Mechanical characterization and low-velocity impact behavior of flax woven fabric-reinforced polymer composites

Abstract

Man–made fibers like carbon or glass are main components for fiber-reinforced polymer composites thanks to their high strength and stiffness values. However, man-made fibers are not eco-friendly and can hardly be recycled in the nature. Using a high amount of man-made fibers threatens our nature and poses a significant risk for the future of world. Natural fiber reinforced composite (NFRC) is considered as a good alternative for traditional composites. Therefore, NFRC has been examined to develop materials, which have comparable mechanical properties with the man-made fiber reinforced composites, for last decades. Although lots of studies were carried out on the mechanics of NFRC, a few of them focused on the structural design of reinforcement and their effects on composites performance. In this study, the number of weft densities of reinforcements were differentiated and their effects on the mechanical properties of composites were investigated. Fabrics were produced from flax yarns and composites were manufactured by vacuum assisted resin infusion molding method. The tensile, compression, shear and impact tests were carried out to characterize the manufactured composites.
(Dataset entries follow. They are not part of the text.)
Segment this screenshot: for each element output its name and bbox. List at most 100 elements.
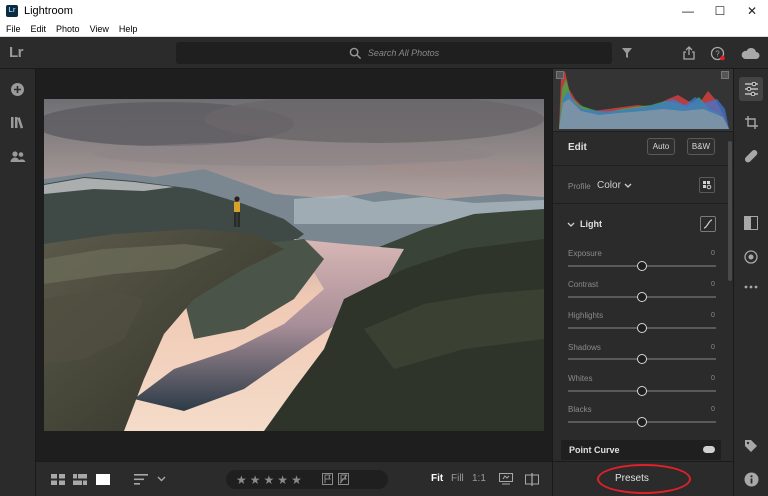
zoom-1to1[interactable]: 1:1 (472, 473, 486, 484)
minimize-button[interactable]: — (672, 0, 704, 21)
slider-label: Contrast (568, 280, 599, 289)
slider-value[interactable]: 0 (711, 312, 715, 319)
photo-grid-icon[interactable] (72, 472, 88, 486)
menu-help[interactable]: Help (119, 24, 138, 34)
light-section-title[interactable]: Light (580, 219, 602, 229)
search-input[interactable]: Search All Photos (176, 42, 612, 64)
library-icon[interactable] (9, 114, 26, 131)
close-button[interactable]: ✕ (736, 0, 768, 21)
info-icon[interactable] (743, 471, 759, 487)
cloud-icon[interactable] (739, 45, 761, 61)
filter-icon[interactable] (619, 45, 635, 61)
help-icon[interactable]: ? (709, 45, 725, 61)
photo-canvas (36, 69, 552, 461)
zoom-fit[interactable]: Fit (431, 473, 443, 484)
slider-thumb[interactable] (637, 292, 647, 302)
slider-thumb[interactable] (637, 323, 647, 333)
shadow-clipping-toggle[interactable] (556, 71, 564, 79)
histogram (553, 69, 734, 131)
slider-track[interactable] (568, 292, 716, 302)
star-rating: ★ ★ ★ ★ ★ (226, 470, 388, 489)
detail-view-icon[interactable] (95, 472, 111, 486)
slider-label: Highlights (568, 311, 604, 320)
slider-value[interactable]: 0 (711, 406, 715, 413)
slider-track[interactable] (568, 323, 716, 333)
maximize-button[interactable]: ☐ (704, 0, 736, 21)
red-eye-icon[interactable] (743, 249, 759, 265)
slider-thumb[interactable] (637, 261, 647, 271)
slider-track[interactable] (568, 417, 716, 427)
svg-text:?: ? (715, 49, 720, 58)
slider-track[interactable] (568, 261, 716, 271)
top-toolbar: Lr Search All Photos ? (0, 37, 768, 69)
star-4[interactable]: ★ (277, 473, 288, 487)
slider-label: Whites (568, 374, 593, 383)
healing-icon[interactable] (743, 148, 759, 164)
slider-thumb[interactable] (637, 386, 647, 396)
presets-bar: Presets (553, 461, 734, 496)
sort-icon[interactable] (133, 472, 149, 486)
profile-browser-button[interactable] (699, 177, 715, 193)
auto-button[interactable]: Auto (647, 138, 675, 155)
edit-panel: Edit Auto B&W Profile Color Light Exposu… (552, 69, 734, 496)
search-icon (349, 47, 362, 59)
lr-logo: Lr (9, 44, 24, 61)
edit-title: Edit (568, 142, 587, 153)
add-photos-icon[interactable] (9, 81, 26, 98)
point-curve-toggle[interactable] (703, 446, 715, 453)
slider-thumb[interactable] (637, 354, 647, 364)
masking-icon[interactable] (743, 215, 759, 231)
divider (553, 203, 734, 204)
slider-label: Exposure (568, 249, 602, 258)
divider (553, 165, 734, 166)
left-rail (0, 69, 36, 496)
menu-edit[interactable]: Edit (31, 24, 47, 34)
profile-label: Profile (568, 182, 591, 191)
more-icon[interactable] (743, 279, 759, 295)
slider-track[interactable] (568, 354, 716, 364)
menu-bar: File Edit Photo View Help (0, 21, 768, 37)
star-3[interactable]: ★ (264, 473, 275, 487)
compare-icon[interactable] (498, 472, 514, 486)
divider (553, 131, 734, 132)
pick-flag-icon[interactable] (322, 473, 333, 485)
point-curve-section[interactable]: Point Curve (561, 440, 721, 460)
chevron-down-icon[interactable] (624, 183, 632, 189)
bottom-toolbar: ★ ★ ★ ★ ★ Fit Fill 1:1 (36, 461, 552, 496)
share-icon[interactable] (681, 45, 697, 61)
menu-photo[interactable]: Photo (56, 24, 80, 34)
slider-value[interactable]: 0 (711, 344, 715, 351)
crop-icon[interactable] (743, 114, 759, 130)
before-after-icon[interactable] (524, 472, 540, 486)
zoom-fill[interactable]: Fill (451, 473, 464, 484)
slider-thumb[interactable] (637, 417, 647, 427)
square-grid-icon[interactable] (50, 472, 66, 486)
chevron-down-icon[interactable] (567, 222, 575, 228)
slider-label: Shadows (568, 343, 601, 352)
slider-track[interactable] (568, 386, 716, 396)
panel-scrollbar[interactable] (728, 141, 732, 281)
star-1[interactable]: ★ (236, 473, 247, 487)
search-placeholder: Search All Photos (367, 48, 440, 58)
highlight-clipping-toggle[interactable] (721, 71, 729, 79)
lightroom-window: Lr Lightroom — ☐ ✕ File Edit Photo View … (0, 0, 768, 496)
tag-icon[interactable] (743, 438, 759, 454)
chevron-down-icon[interactable] (155, 472, 167, 486)
menu-file[interactable]: File (6, 24, 21, 34)
slider-value[interactable]: 0 (711, 281, 715, 288)
tone-curve-button[interactable] (700, 216, 716, 232)
menu-view[interactable]: View (90, 24, 109, 34)
edit-sliders-icon[interactable] (743, 81, 759, 97)
slider-value[interactable]: 0 (711, 250, 715, 257)
star-2[interactable]: ★ (250, 473, 261, 487)
people-icon[interactable] (9, 148, 26, 165)
reject-flag-icon[interactable] (338, 473, 349, 485)
landscape-image (44, 99, 544, 431)
bw-button[interactable]: B&W (687, 138, 715, 155)
slider-value[interactable]: 0 (711, 375, 715, 382)
title-bar: Lr Lightroom — ☐ ✕ (0, 0, 768, 21)
star-5[interactable]: ★ (291, 473, 302, 487)
photo-preview[interactable] (44, 99, 544, 431)
profile-dropdown[interactable]: Color (597, 180, 621, 191)
right-rail (733, 69, 768, 496)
Results show that while increasing number of weft density of reinforcement improves the tensile and compressive strength of NFRC in the weft direction, the tensile strength and elastic modulus of composites in the warp direction were characterized by the crimp percentage values of warp yarns. Moreover, it was determined that the number of weft density in the reinforcement affect the contact force and energy absorption capacity of NFRC.